Teagan, Our Superhero
Saturday, Sept. 27, isn’t just another ordinary day for kids like Teagan. It’s a day when he’ll get to tie on his cape and meet with scores of other kids who share his rare condition at Cincinnati Walks for Kids.
“Most parents relish watching their baby sleep, but for our family, it was the most concerning time of day,” says Teagan’s mom, Kenya. “That’s when it was most apparent that he wasn’t filling out his crib.”
His family knew something was wrong soon after Teagan was born. Teagan’s growth was stagnant and he was so tiny and fragile. His parents worried he was wasting away.

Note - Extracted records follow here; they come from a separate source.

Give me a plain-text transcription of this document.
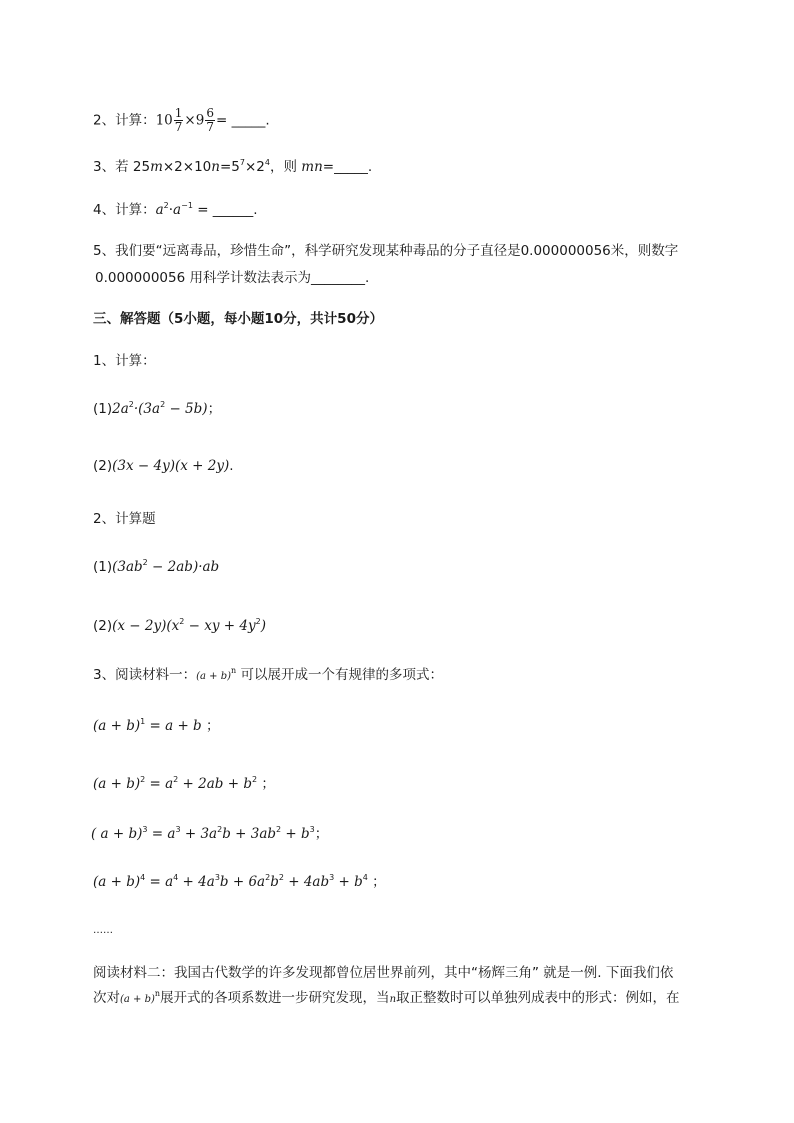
2、计算：$10 \frac{1}{7} \times 9 \frac{6}{7}$ = _____.
3、若 $25m\times 2\times 10n=5^7\times 2^4$，则 mn=_____.
4、计算：$a^2\cdot a^{-1}$ = ______.
5、我们要“远离毒品，珍惜生命”，科学研究发现某种毒品的分子直径是0.000000056米，则数字
0.000000056 用科学计数法表示为________.
三、解答题（5小题，每小题10分，共计50分）
1、计算：
$(1)2a^2\cdot(3a^2 - 5b)$；
(2)(3x − 4y)(x + 2y).
2、计算题
$(1)(3ab^2 - 2ab)\cdot ab$
$(2)(x - 2y)(x^2$ − xy + $4y^2$)
3、阅读材料一：$(a + b)^n$ 可以展开成一个有规律的多项式：
$(a + b)^1 = a + b$ ；
$(a + b)^2 = a^2 + 2ab + b^2$ ；
( $a + b)^3 = a^3 + 3a^2b + 3ab^2 + b^3$；
$(a + b)^4 = a^4 + 4a^3b + 6a^2b^2 + 4ab^3 + b^4$ ；
……
阅读材料二：我国古代数学的许多发现都曾位居世界前列，其中“杨辉三角” 就是一例. 下面我们依
次对$(a + b)^n$展开式的各项系数进一步研究发现，当n取正整数时可以单独列成表中的形式：例如，在
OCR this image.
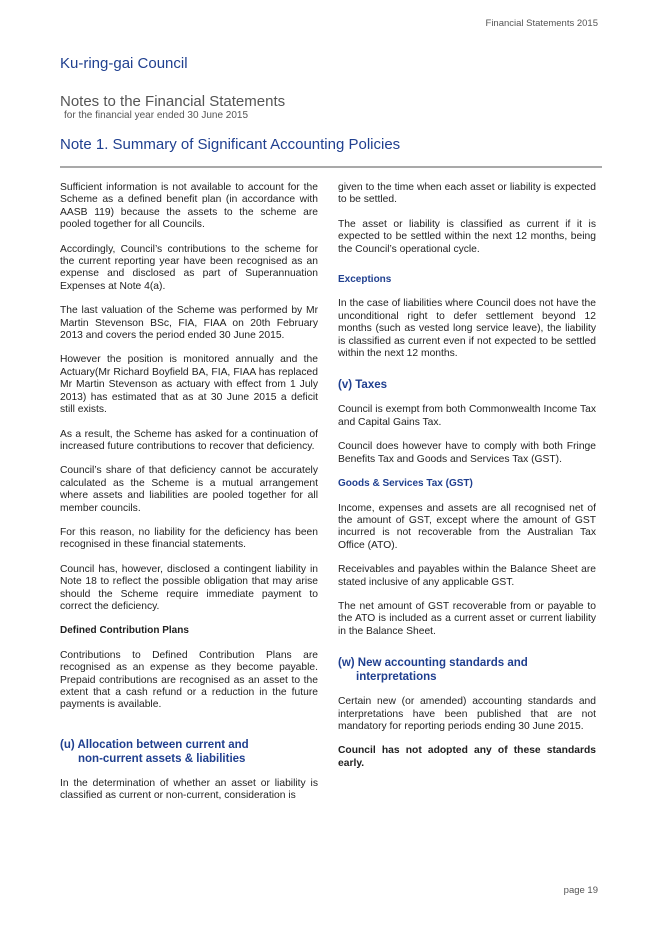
Financial Statements 2015
Ku-ring-gai Council
Notes to the Financial Statements
for the financial year ended 30 June 2015
Note 1. Summary of Significant Accounting Policies

Sufficient information is not available to account for the Scheme as a defined benefit plan (in accordance with AASB 119) because the assets to the scheme are pooled together for all Councils.

Accordingly, Council’s contributions to the scheme for the current reporting year have been recognised as an expense and disclosed as part of Superannuation Expenses at Note 4(a).

The last valuation of the Scheme was performed by Mr Martin Stevenson BSc, FIA, FIAA on 20th February 2013 and covers the period ended 30 June 2015.

However the position is monitored annually and the Actuary(Mr Richard Boyfield BA, FIA, FIAA has replaced Mr Martin Stevenson as actuary with effect from 1 July 2013) has estimated that as at 30 June 2015 a deficit still exists.

As a result, the Scheme has asked for a continuation of increased future contributions to recover that deficiency.

Council’s share of that deficiency cannot be accurately calculated as the Scheme is a mutual arrangement where assets and liabilities are pooled together for all member councils.

For this reason, no liability for the deficiency has been recognised in these financial statements.

Council has, however, disclosed a contingent liability in Note 18 to reflect the possible obligation that may arise should the Scheme require immediate payment to correct the deficiency.

Defined Contribution Plans

Contributions to Defined Contribution Plans are recognised as an expense as they become payable. Prepaid contributions are recognised as an asset to the extent that a cash refund or a reduction in the future payments is available.

(u) Allocation between current and
non-current assets & liabilities

In the determination of whether an asset or liability is classified as current or non-current, consideration is

given to the time when each asset or liability is expected to be settled.

The asset or liability is classified as current if it is expected to be settled within the next 12 months, being the Council’s operational cycle.

Exceptions

In the case of liabilities where Council does not have the unconditional right to defer settlement beyond 12 months (such as vested long service leave), the liability is classified as current even if not expected to be settled within the next 12 months.

(v) Taxes

Council is exempt from both Commonwealth Income Tax and Capital Gains Tax.

Council does however have to comply with both Fringe Benefits Tax and Goods and Services Tax (GST).

Goods & Services Tax (GST)

Income, expenses and assets are all recognised net of the amount of GST, except where the amount of GST incurred is not recoverable from the Australian Tax Office (ATO).

Receivables and payables within the Balance Sheet are stated inclusive of any applicable GST.

The net amount of GST recoverable from or payable to the ATO is included as a current asset or current liability in the Balance Sheet.

(w) New accounting standards and
interpretations

Certain new (or amended) accounting standards and interpretations have been published that are not mandatory for reporting periods ending 30 June 2015.

Council has not adopted any of these standards early.

page 19
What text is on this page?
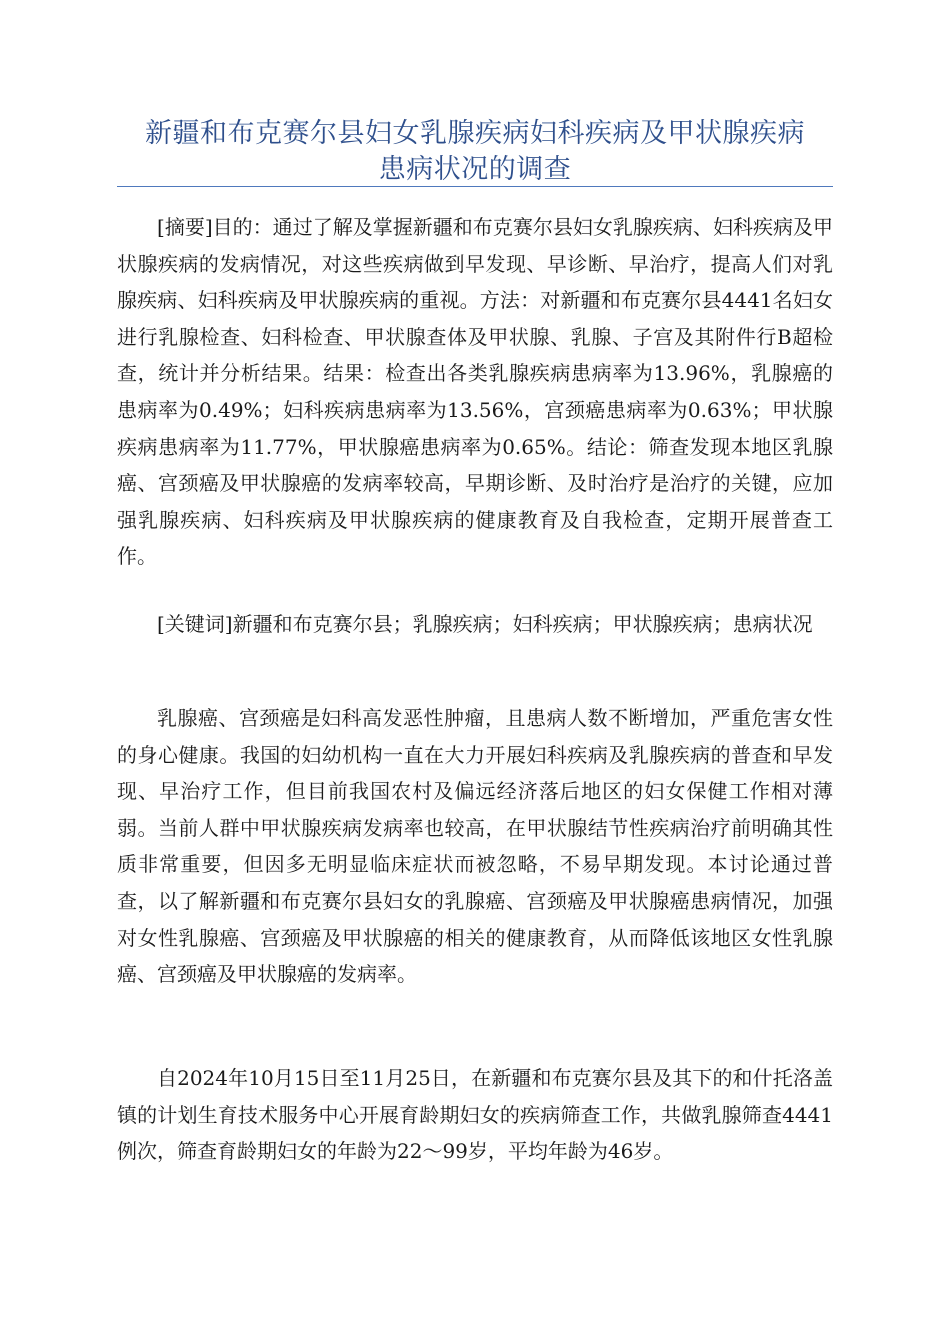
新疆和布克赛尔县妇女乳腺疾病妇科疾病及甲状腺疾病
患病状况的调查

[摘要]目的：通过了解及掌握新疆和布克赛尔县妇女乳腺疾病、妇科疾病及甲状腺疾病的发病情况，对这些疾病做到早发现、早诊断、早治疗，提高人们对乳腺疾病、妇科疾病及甲状腺疾病的重视。方法：对新疆和布克赛尔县4441名妇女进行乳腺检查、妇科检查、甲状腺查体及甲状腺、乳腺、子宫及其附件行B超检查，统计并分析结果。结果：检查出各类乳腺疾病患病率为13.96%，乳腺癌的患病率为0.49%；妇科疾病患病率为13.56%，宫颈癌患病率为0.63%；甲状腺疾病患病率为11.77%，甲状腺癌患病率为0.65%。结论：筛查发现本地区乳腺癌、宫颈癌及甲状腺癌的发病率较高，早期诊断、及时治疗是治疗的关键，应加强乳腺疾病、妇科疾病及甲状腺疾病的健康教育及自我检查，定期开展普查工作。

[关键词]新疆和布克赛尔县；乳腺疾病；妇科疾病；甲状腺疾病；患病状况

乳腺癌、宫颈癌是妇科高发恶性肿瘤，且患病人数不断增加，严重危害女性的身心健康。我国的妇幼机构一直在大力开展妇科疾病及乳腺疾病的普查和早发现、早治疗工作，但目前我国农村及偏远经济落后地区的妇女保健工作相对薄弱。当前人群中甲状腺疾病发病率也较高，在甲状腺结节性疾病治疗前明确其性质非常重要，但因多无明显临床症状而被忽略，不易早期发现。本讨论通过普查，以了解新疆和布克赛尔县妇女的乳腺癌、宫颈癌及甲状腺癌患病情况，加强对女性乳腺癌、宫颈癌及甲状腺癌的相关的健康教育，从而降低该地区女性乳腺癌、宫颈癌及甲状腺癌的发病率。

自2024年10月15日至11月25日，在新疆和布克赛尔县及其下的和什托洛盖镇的计划生育技术服务中心开展育龄期妇女的疾病筛查工作，共做乳腺筛查4441例次，筛查育龄期妇女的年龄为22～99岁，平均年龄为46岁。
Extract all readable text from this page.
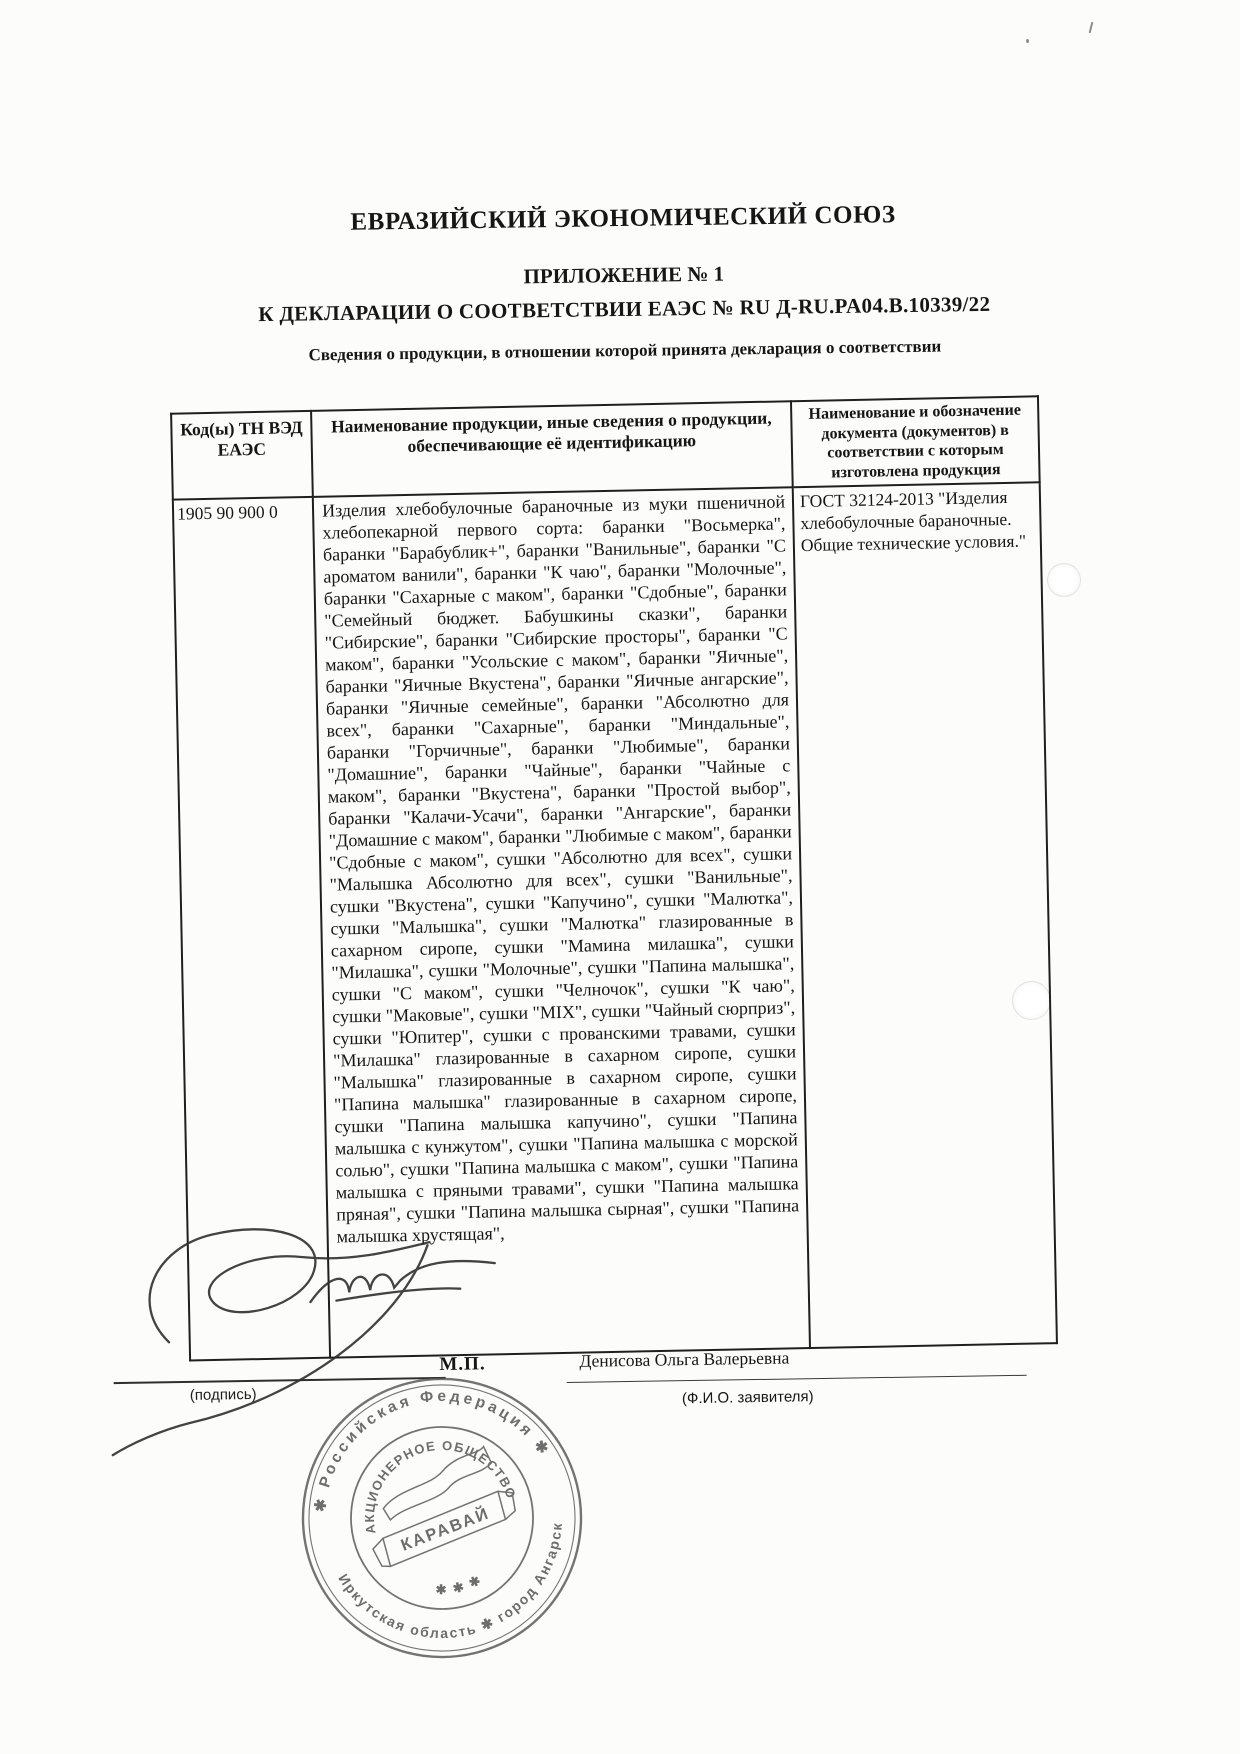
ЕВРАЗИЙСКИЙ ЭКОНОМИЧЕСКИЙ СОЮЗ
ПРИЛОЖЕНИЕ № 1
К ДЕКЛАРАЦИИ О СООТВЕТСТВИИ ЕАЭС № RU Д-RU.PA04.B.10339/22
Сведения о продукции, в отношении которой принята декларация о соответствии
Код(ы) ТН ВЭД ЕАЭС	Наименование продукции, иные сведения о продукции, обеспечивающие её идентификацию	Наименование и обозначение документа (документов) в соответствии с которым изготовлена продукция
1905 90 900 0	Изделия хлебобулочные бараночные из муки пшеничной хлебопекарной первого сорта: баранки "Восьмерка", баранки "Барабублик+", баранки "Ванильные", баранки "С ароматом ванили", баранки "К чаю", баранки "Молочные", баранки "Сахарные с маком", баранки "Сдобные", баранки "Семейный бюджет. Бабушкины сказки", баранки "Сибирские", баранки "Сибирские просторы", баранки "С маком", баранки "Усольские с маком", баранки "Яичные", баранки "Яичные Вкустена", баранки "Яичные ангарские", баранки "Яичные семейные", баранки "Абсолютно для всех", баранки "Сахарные", баранки "Миндальные", баранки "Горчичные", баранки "Любимые", баранки "Домашние", баранки "Чайные", баранки "Чайные с маком", баранки "Вкустена", баранки "Простой выбор", баранки "Калачи-Усачи", баранки "Ангарские", баранки "Домашние с маком", баранки "Любимые с маком", баранки "Сдобные с маком", сушки "Абсолютно для всех", сушки "Малышка Абсолютно для всех", сушки "Ванильные", сушки "Вкустена", сушки "Капучино", сушки "Малютка", сушки "Малышка", сушки "Малютка" глазированные в сахарном сиропе, сушки "Мамина милашка", сушки "Милашка", сушки "Молочные", сушки "Папина малышка", сушки "С маком", сушки "Челночок", сушки "К чаю", сушки "Маковые", сушки "MIX", сушки "Чайный сюрприз", сушки "Юпитер", сушки с прованскими травами, сушки "Милашка" глазированные в сахарном сиропе, сушки "Малышка" глазированные в сахарном сиропе, сушки "Папина малышка" глазированные в сахарном сиропе, сушки "Папина малышка капучино", сушки "Папина малышка с кунжутом", сушки "Папина малышка с морской солью", сушки "Папина малышка с маком", сушки "Папина малышка с пряными травами", сушки "Папина малышка пряная", сушки "Папина малышка сырная", сушки "Папина малышка хрустящая",	ГОСТ 32124-2013 "Изделия хлебобулочные бараночные. Общие технические условия."
(подпись)
М.П.	Денисова Ольга Валерьевна
(Ф.И.О. заявителя)
✱ Российская Федерация ✱
Иркутская область ✱ город Ангарск
АКЦИОНЕРНОЕ ОБЩЕСТВО
✱ ✱ ✱
КАРАВАЙ
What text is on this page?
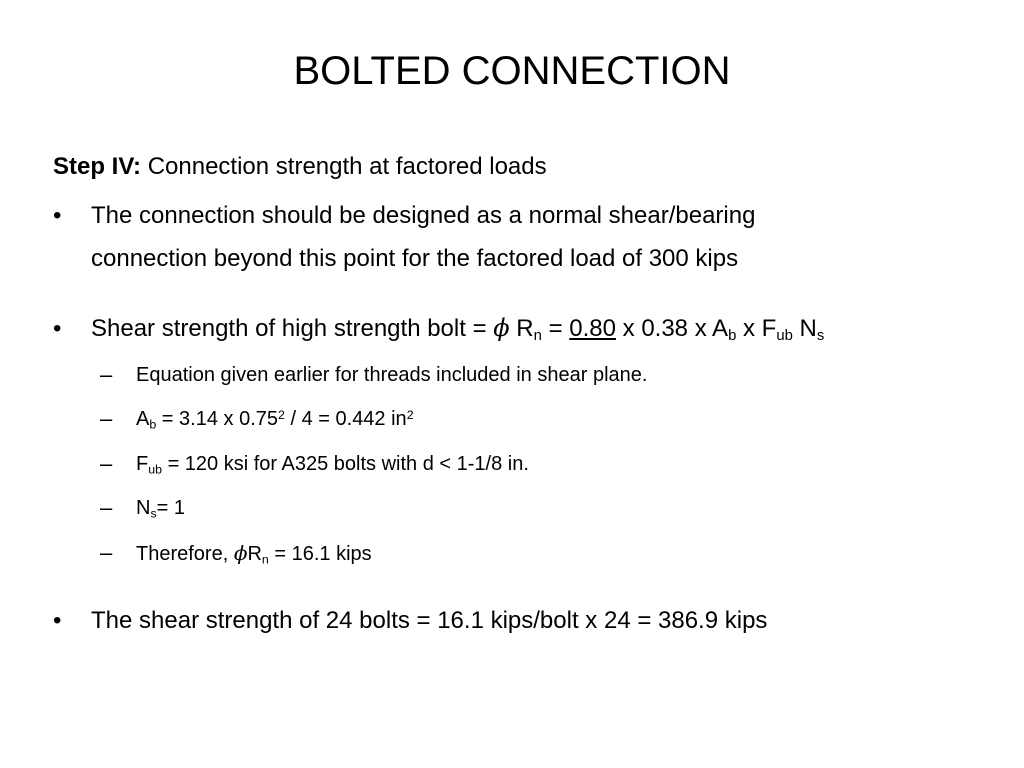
BOLTED CONNECTION
Step IV: Connection strength at factored loads
•	The connection should be designed as a normal shear/bearing
connection beyond this point for the factored load of 300 kips
•	Shear strength of high strength bolt = ϕ $R_n = 0.80$ x 0.38 x $A_b$ x $F_{ub}$ $N_s$
–	Equation given earlier for threads included in shear plane.
–	$A_b = 3.14$ x 0.75$^2$ / 4 = 0.442 $in^2$
–	$F_{ub} = 120$ ksi for A325 bolts with d < 1-1/8 in.
–	$N_s= 1$
–	Therefore, $\phi R_n = 16.1$ kips
•	The shear strength of 24 bolts = 16.1 kips/bolt x 24 = 386.9 kips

But the experts at Cincinnati Children’s helped Teagan’s family find answers.
Teagan, 4, suffers from eosinophilic esophagitis – a chronic gastrointestinal disorder that causes the body to treat food like a foreign invader. That means food can cause pain if he eats the wrong thing, or worse, damage his esophagus without causing him immediate pain, but leaving lasting damage. Currently, he has 20 safe foods he can eat, but still relies on a special-order formula that gives him complete nutrition.
“It isn’t so scary when you are working with doctors you trust,” Kenya says. “Thanks to the expertise of the specialists at Cincinnati Children’s, combined with personalized care and lots of prayers, we were soon able to put together a plan to give Teagan the best chance of success in managing this rare disorder.”
That’s why Teagan and his family take part in Cincinnati Walks for Kids, walking with the Eosinophilic Avenger team. They raise money to support this care and research being done to fight the rare and devastating condition. Because Cincinnati is among the leading eosinophilic research centers, we care for kids around the world who are diagnosed with these conditions. The money raised by the Eosinophlic Avengers helps kids here in Cincinnati, like Teagan, as well as kids around the world.